Villa Sandino is a municipality in the Chontales Department of Nicaragua. It occupies an area of 676.5 km2, and as per 2023 estimate, the municipality has a population of 15,189 individuals. The municipality was officially created as Villa Somoza on 27 August 1942, and was renamed as Villa Sandino in 1979.

==History==
The origin of the town dates back to 1886 when immigrants from other parts of Nicaragua came in search of land suitable for setting up cattle ranches and settled in the region. These settlers established the village of Pueblo Viejo along the route connecting Chontales with El Rama and Muelle de los Bueyes. Don Dionisio Dávila is regarded as the founder of the settlement. Economic activities such as cattle ranching, timber logging, and raicilla and rubber extraction contributed to the economic growth of the area, and the construction of the road to El Rama encouraged further migration and settlement. As the population expanded, local authorities petitioned the national government to elevate the settlement to municipal status. The municipality was officially created under the name Villa Somoza by an official decree issued on 27 August 1942. Following the Nicaraguan Revolution in 1979, the municipality was renamed as Villa Sandino.

==Geography==
Villa Sandino is a municipality in the Chontales Department of Nicaragua. It occupies an area of 676.5 km2. The municipality is bordered by the municipalities of Santo Tomás and Muelle de los Bueyes to the east, Acoyapa to the south, and Santo Tomás to the north and Santo Tomás and Acoyapa to the west. It is located 191 km from the Nicaraguan capital of Managua.
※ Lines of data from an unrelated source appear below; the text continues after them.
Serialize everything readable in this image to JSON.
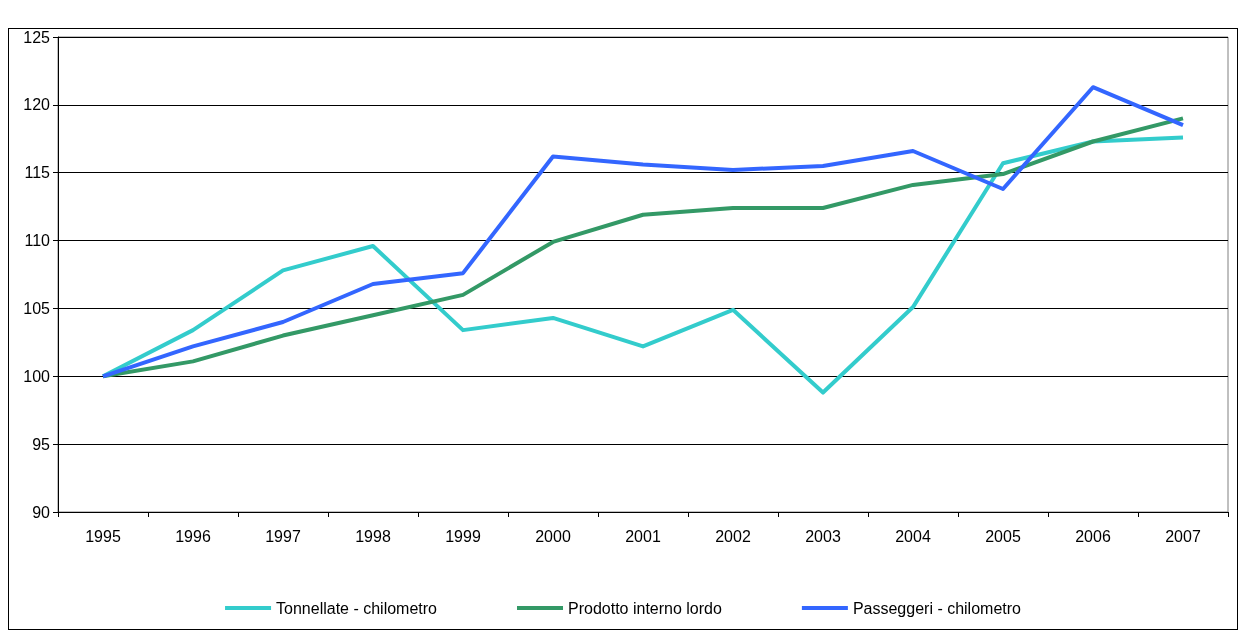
{
  "chart_data": {
    "type": "line",
    "categories": [
      "1995",
      "1996",
      "1997",
      "1998",
      "1999",
      "2000",
      "2001",
      "2002",
      "2003",
      "2004",
      "2005",
      "2006",
      "2007"
    ],
    "series": [
      {
        "name": "Tonnellate - chilometro",
        "color": "#33cccc",
        "values": [
          100,
          103.4,
          107.8,
          109.6,
          103.4,
          104.3,
          102.2,
          104.9,
          98.8,
          105.1,
          115.7,
          117.3,
          117.6
        ]
      },
      {
        "name": "Prodotto interno lordo",
        "color": "#339966",
        "values": [
          100,
          101.1,
          103.0,
          104.5,
          106.0,
          109.9,
          111.9,
          112.4,
          112.4,
          114.1,
          114.9,
          117.3,
          119.0
        ]
      },
      {
        "name": "Passeggeri - chilometro",
        "color": "#3366ff",
        "values": [
          100,
          102.2,
          104.0,
          106.8,
          107.6,
          116.2,
          115.6,
          115.2,
          115.5,
          116.6,
          113.8,
          121.3,
          118.5
        ]
      }
    ],
    "ylim": [
      90,
      125
    ],
    "yticks": [
      90,
      95,
      100,
      105,
      110,
      115,
      120,
      125
    ],
    "grid": "y",
    "legend": "bottom",
    "marker": "none",
    "line_style": "solid"
  }
}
Villa Sandino is located in the southeastern part of the department. The municipality contains several hills and elevated areas. The Mico River crosses the territory and forms a number of pools and recreation areas. It later joins the Rama and Siquia rivers to form the Escondido River.

== Demographics and economy ==
As per 2023 estimate, Villa Sandino has a population of 15,189 individuals of whom 7,536 were male and 7,653 were female. About 55.7% of the population lived in urban areas, and rest of the population was classified as rural.

The economy of the municipality is based on livestock rearing. Limited agriculture is practiced and agricultural produce include food grains, bananas, and tubers.